Llegamos, por fin, á la ciudad, anquilosados por tan largas horas de traqueo. La galera rodó por las calles toscamente empedradas, despertando ecos de las paredes taciturnas, y haciendo asomarse á las puertas las comadres que nos seguían con la vista, curiosas, inmóviles y calladas, ladrar furiosos los perros alborotadores, correr tras el armatoste desvencijado la turba de chiquillos sucios y casi desnudos, cuyo entusiasmo tiene manifestaciones de odio, en la torpe confusión de los instintos y las sensaciones.

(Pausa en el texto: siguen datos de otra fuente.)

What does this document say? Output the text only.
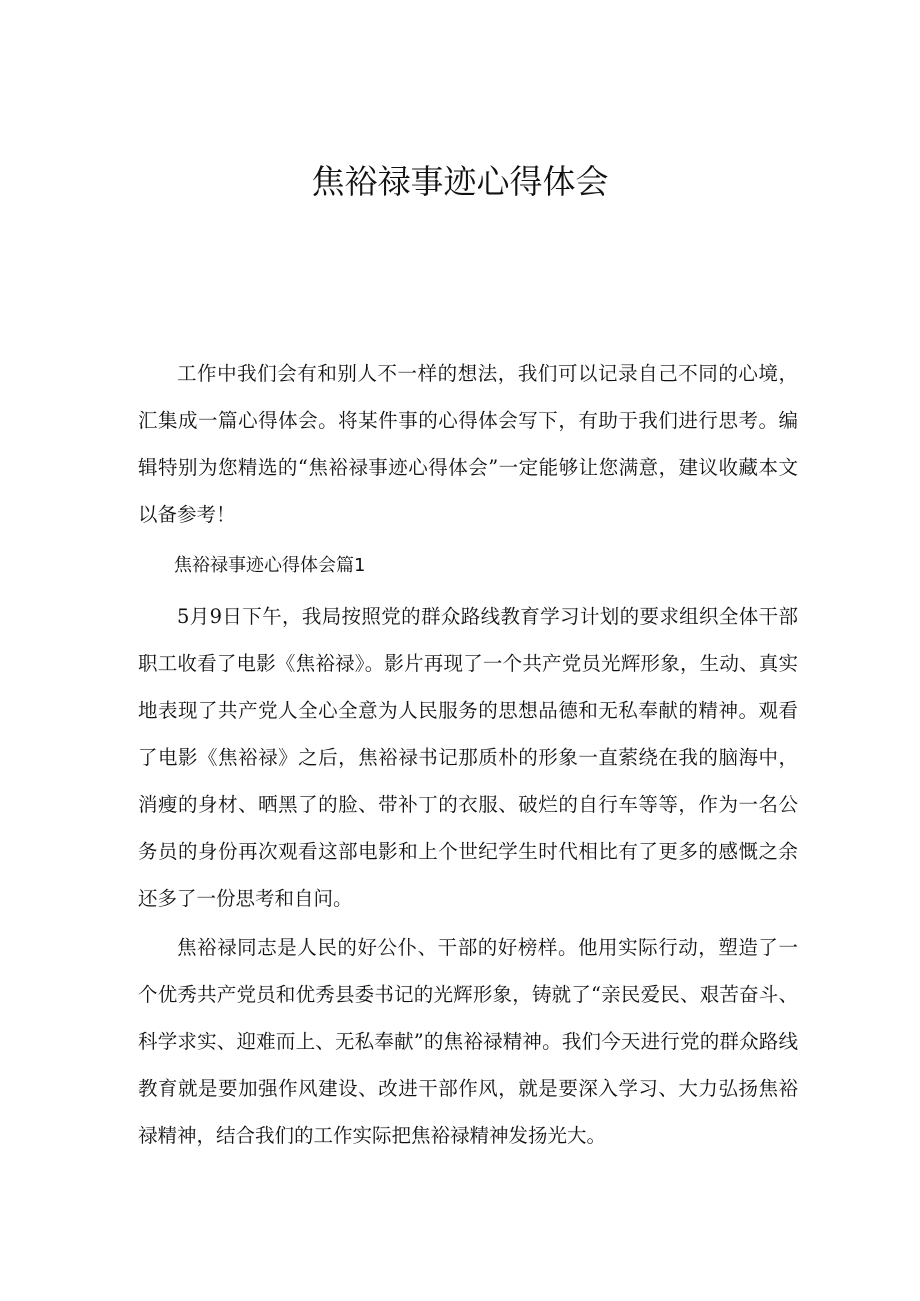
焦裕禄事迹心得体会

工作中我们会有和别人不一样的想法，我们可以记录自己不同的心境，汇集成一篇心得体会。将某件事的心得体会写下，有助于我们进行思考。编辑特别为您精选的“焦裕禄事迹心得体会”一定能够让您满意，建议收藏本文以备参考！

焦裕禄事迹心得体会篇1

5月9日下午，我局按照党的群众路线教育学习计划的要求组织全体干部职工收看了电影《焦裕禄》。影片再现了一个共产党员光辉形象，生动、真实地表现了共产党人全心全意为人民服务的思想品德和无私奉献的精神。观看了电影《焦裕禄》之后，焦裕禄书记那质朴的形象一直萦绕在我的脑海中，消瘦的身材、晒黑了的脸、带补丁的衣服、破烂的自行车等等，作为一名公务员的身份再次观看这部电影和上个世纪学生时代相比有了更多的感慨之余还多了一份思考和自问。

焦裕禄同志是人民的好公仆、干部的好榜样。他用实际行动，塑造了一个优秀共产党员和优秀县委书记的光辉形象，铸就了“亲民爱民、艰苦奋斗、科学求实、迎难而上、无私奉献”的焦裕禄精神。我们今天进行党的群众路线教育就是要加强作风建设、改进干部作风，就是要深入学习、大力弘扬焦裕禄精神，结合我们的工作实际把焦裕禄精神发扬光大。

Y, al caer la tarde, entre resplandores rojizos, cálida y triste, la galera nos depositó frente á la casa de don Claudio Zapata, «la casa cristiana, donde no había malos ejemplos, perdición de los jóvenes», reclamada por mamita. Don Claudio y su mujer nos aguardaban á la puerta.

Ambos hicieron grandes agasajos á tatita, casi sin parar mientes en mí, lo que me lastimó mucho, pensando que estaban llamados á constituir provisionalmente toda mi familia. Con la indiferencia de mi padre y el apasionamiento de mi madre se llegaba á un término medio mucho más caluroso. Y esta primera impresión tuvo una fuerza incalculable: de semihombre que era en Los Sunchos, me sentí, de pronto, rebajado á niño, regresión que iba á seguir experimentando después, y que se manifestó de nuevo, en otras proporciones, cuando me estrené de lleno en la vida bonaerense, años más tarde...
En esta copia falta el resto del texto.